Opinion
June 16, 2000.
Appeal from Judgment of Supreme Court, Monroe County, Wisner, J. — Rape, 1st Degree.
PRESENT: PIGOTT, JR., P.J., PINE, HURLBUTT, SCUDDER AND KEHOE, JJ.
Judgment unanimously affirmed. Memorandum: On appeal from a judgment convicting him of, inter alia, five counts of rape in the first degree (Penal Law § 130.35) and four counts of robbery in the first degree (Penal Law § 160.15), defendant contends that Supreme Court erred in excluding certain evidence offered by the defense and in allowing the prosecutor to cross-examine defendant about his plea of guilty to a certain felony in 1989 in satisfaction of another unspecified felony charge.

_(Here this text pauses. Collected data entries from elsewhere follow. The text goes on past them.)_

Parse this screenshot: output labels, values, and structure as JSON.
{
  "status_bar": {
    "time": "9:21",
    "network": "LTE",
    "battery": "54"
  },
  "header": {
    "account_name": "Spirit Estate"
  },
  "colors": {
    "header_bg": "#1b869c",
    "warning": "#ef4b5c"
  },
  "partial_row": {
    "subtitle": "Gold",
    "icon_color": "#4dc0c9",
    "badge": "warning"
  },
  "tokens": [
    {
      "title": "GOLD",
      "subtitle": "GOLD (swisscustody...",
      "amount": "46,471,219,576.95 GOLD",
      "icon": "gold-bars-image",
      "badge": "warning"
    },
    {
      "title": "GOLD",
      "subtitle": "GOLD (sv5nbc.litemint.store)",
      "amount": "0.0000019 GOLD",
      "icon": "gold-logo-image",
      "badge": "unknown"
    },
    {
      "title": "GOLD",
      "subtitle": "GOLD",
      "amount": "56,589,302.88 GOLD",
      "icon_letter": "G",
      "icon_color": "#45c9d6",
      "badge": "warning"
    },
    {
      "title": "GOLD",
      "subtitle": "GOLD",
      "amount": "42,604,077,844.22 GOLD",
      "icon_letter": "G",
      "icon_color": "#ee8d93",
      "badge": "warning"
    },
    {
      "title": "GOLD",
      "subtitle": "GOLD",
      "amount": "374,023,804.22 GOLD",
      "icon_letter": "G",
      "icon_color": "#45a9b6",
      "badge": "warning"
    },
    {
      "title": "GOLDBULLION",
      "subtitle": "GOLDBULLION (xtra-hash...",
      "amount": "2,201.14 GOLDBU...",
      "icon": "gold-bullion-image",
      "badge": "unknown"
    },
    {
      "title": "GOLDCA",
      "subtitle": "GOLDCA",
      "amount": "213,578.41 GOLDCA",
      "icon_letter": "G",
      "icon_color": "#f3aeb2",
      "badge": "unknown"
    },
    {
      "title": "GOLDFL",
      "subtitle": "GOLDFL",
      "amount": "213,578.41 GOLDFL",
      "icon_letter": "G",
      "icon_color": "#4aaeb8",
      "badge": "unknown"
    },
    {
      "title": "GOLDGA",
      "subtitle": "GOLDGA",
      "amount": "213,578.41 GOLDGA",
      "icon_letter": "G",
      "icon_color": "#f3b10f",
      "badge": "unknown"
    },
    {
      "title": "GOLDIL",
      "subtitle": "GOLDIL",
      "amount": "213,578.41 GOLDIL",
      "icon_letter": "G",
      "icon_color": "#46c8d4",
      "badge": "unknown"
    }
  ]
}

Contrary to defendant's contention, the evidence sought to be elicited was properly excluded as hearsay. Defense counsel sought to elicit facts that the witness, a police officer, had heard from investigatory sources or read in police reports. We reject the contention that defendant did not seek to admit the out-of-court statements for their truth; the statements would have been irrelevant unless true.

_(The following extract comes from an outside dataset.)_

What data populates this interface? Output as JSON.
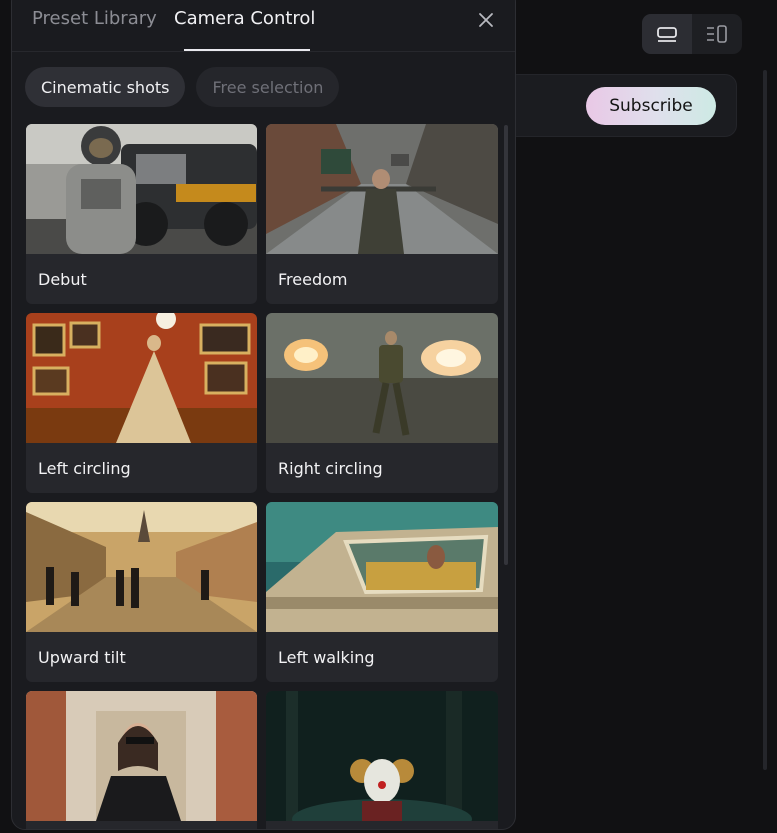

The court's Sandoval ruling was not erroneous. Although a witness ordinarily may not be impeached based on a mere prior arrest or charge that did not result in conviction ( see, People v. Cook, 37 N.Y.2d 591, 596; People v. Pritchett, 270 A.D.2d 946 [decided Mar. 29, 2000]; People v. Sigl, 124 A.D.2d 1053), a witness may be cross-examined about a charge that was satisfied by a plea of guilty to another charge ( see, People v. Intelisano, 188 A.D.2d 881, 882-883; Murphy v. Estate of Vece, 173 A.D.2d 445, 447).